Electronic – how to resolve LM358’s huge error as a current sense differential amplifier

current measurementdiff-ampoperational-amplifier

I've built a current sense differential amplifier that measures the voltage across a 1 Ohm resistor, to give me a reading for the current through it.

I've connected it as follows, all resistors are matched 10k to give a gain of 1:

schematic

(Image source: Electronics Tutorials)

I am powering it from a single rail 12 volt source. The problem is even though this is a rail to rail opamp (Output Low swing from 5-20mV) I'm getting a constant error of 0.62V and it seems the opamp is not able to go below this value.

I have tried to resolve this by connected Vout to ground using a 10k resistor, but that makes no difference whatsoever.

I tried it with dual supply configuration (+8V, -8V) and that seems to resolve the issue. However I want to run this off a single supply rail, so this is not a viable option.

How can I resolve this? I'm trying to measure the voltage drop across a 1 ohm resistor to give me a reading for current through the circuit (0-1V represents 0-1 A) so I can set up a current limit. A better way (or practice) to doing this is also welcomed.
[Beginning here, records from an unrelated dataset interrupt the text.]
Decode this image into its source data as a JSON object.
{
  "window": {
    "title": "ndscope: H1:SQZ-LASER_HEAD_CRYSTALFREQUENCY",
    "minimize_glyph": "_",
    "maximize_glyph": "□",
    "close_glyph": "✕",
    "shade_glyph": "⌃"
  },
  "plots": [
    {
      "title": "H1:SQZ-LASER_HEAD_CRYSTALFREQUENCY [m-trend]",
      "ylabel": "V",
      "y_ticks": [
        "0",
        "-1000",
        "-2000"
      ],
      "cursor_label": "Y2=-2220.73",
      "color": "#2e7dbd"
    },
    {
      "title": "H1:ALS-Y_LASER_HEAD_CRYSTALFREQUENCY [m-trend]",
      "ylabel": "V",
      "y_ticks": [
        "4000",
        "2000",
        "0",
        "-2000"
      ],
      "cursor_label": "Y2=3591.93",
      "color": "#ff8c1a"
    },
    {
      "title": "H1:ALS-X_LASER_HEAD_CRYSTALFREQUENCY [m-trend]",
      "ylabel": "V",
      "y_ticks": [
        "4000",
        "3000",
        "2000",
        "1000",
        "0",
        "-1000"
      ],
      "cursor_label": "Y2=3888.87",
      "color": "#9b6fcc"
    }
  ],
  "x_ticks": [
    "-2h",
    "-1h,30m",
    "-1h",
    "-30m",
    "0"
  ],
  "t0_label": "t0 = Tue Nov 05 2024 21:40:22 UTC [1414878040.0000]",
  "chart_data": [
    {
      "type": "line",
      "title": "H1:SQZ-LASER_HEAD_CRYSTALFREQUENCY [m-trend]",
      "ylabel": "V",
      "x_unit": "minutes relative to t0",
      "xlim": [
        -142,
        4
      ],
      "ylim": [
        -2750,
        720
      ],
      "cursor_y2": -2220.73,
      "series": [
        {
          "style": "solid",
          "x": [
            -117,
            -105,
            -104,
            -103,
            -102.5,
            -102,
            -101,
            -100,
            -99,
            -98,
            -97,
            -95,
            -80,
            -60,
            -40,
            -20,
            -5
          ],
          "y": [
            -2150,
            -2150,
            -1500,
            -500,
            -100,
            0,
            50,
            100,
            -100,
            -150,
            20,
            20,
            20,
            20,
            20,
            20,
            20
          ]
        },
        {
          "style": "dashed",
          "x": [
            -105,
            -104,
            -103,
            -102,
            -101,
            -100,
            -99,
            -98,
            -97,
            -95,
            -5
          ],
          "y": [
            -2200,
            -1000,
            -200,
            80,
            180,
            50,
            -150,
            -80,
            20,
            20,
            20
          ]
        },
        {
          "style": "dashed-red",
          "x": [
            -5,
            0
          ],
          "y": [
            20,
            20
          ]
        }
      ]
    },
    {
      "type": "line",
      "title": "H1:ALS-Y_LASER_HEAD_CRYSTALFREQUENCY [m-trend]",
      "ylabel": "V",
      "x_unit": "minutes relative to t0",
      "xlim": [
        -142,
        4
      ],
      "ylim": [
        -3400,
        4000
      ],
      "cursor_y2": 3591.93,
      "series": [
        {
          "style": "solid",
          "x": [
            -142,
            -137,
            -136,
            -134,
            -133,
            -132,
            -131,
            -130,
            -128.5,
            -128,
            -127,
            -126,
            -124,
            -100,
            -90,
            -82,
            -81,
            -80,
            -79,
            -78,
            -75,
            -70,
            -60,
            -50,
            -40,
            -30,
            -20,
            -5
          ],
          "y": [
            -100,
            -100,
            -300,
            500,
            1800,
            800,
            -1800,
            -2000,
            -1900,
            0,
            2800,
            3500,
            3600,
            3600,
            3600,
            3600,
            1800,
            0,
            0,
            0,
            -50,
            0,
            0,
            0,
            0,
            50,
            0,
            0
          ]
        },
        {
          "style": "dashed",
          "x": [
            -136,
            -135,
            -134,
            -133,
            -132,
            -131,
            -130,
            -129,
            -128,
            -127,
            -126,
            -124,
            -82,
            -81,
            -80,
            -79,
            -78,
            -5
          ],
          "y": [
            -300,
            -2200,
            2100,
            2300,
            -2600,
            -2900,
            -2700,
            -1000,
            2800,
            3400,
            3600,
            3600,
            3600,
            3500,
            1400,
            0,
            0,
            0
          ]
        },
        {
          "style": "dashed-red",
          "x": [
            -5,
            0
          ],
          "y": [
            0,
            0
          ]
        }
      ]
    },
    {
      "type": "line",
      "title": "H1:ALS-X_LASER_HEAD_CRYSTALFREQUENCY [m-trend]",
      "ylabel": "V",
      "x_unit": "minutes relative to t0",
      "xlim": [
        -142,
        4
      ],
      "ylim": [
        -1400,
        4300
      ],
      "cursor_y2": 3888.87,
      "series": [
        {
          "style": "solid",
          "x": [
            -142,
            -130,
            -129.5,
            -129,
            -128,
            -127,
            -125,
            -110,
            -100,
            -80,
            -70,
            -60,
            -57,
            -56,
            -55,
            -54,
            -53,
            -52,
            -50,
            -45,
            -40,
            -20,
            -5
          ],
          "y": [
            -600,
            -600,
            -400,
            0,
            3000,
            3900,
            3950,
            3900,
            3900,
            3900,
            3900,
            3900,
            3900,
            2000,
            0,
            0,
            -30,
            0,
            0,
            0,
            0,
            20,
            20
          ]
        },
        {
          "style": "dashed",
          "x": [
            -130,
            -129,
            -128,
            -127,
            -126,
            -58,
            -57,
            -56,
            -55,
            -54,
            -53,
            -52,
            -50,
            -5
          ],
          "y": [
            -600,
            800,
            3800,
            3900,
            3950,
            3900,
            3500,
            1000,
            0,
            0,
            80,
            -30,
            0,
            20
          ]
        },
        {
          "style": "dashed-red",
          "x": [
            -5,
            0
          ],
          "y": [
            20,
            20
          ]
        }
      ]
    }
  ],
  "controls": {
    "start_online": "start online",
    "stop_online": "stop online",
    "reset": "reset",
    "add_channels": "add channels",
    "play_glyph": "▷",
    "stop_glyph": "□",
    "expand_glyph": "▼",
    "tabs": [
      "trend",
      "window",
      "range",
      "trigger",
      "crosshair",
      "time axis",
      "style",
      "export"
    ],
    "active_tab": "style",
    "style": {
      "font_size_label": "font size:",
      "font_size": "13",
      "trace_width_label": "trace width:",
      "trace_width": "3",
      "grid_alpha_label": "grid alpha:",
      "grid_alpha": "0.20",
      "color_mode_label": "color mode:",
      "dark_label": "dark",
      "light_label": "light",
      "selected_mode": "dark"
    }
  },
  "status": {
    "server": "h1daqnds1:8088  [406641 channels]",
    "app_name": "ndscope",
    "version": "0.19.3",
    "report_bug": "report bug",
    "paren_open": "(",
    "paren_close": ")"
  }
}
The initial (but not ideal) fix I can think of, is to offset the readings by a few volts?

Edit:

Changed R1-R4 from 10k to 100k and I'm down to about 30-50mV!

Best Answer

LM358 is not a rail-to-rail opamp (neither input nor output).
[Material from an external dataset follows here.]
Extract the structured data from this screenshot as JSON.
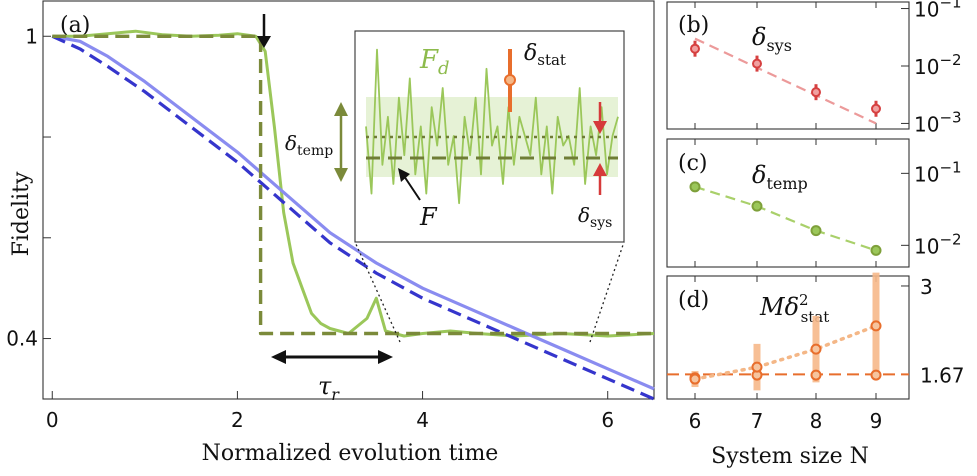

The input CM range includes the negative rail and the output can swing close to the negative rail under the correct conditions, however this configuration passes current If to the output, and if that current exceeds (typically) about 50uA then the output can no longer swing all that close to the negative rail. This is all in the datasheet.

Your choices are to use a better op-amp (but it still will have to sink current so it can never get all the way to the negative rail) or create a negative supply. Up to you.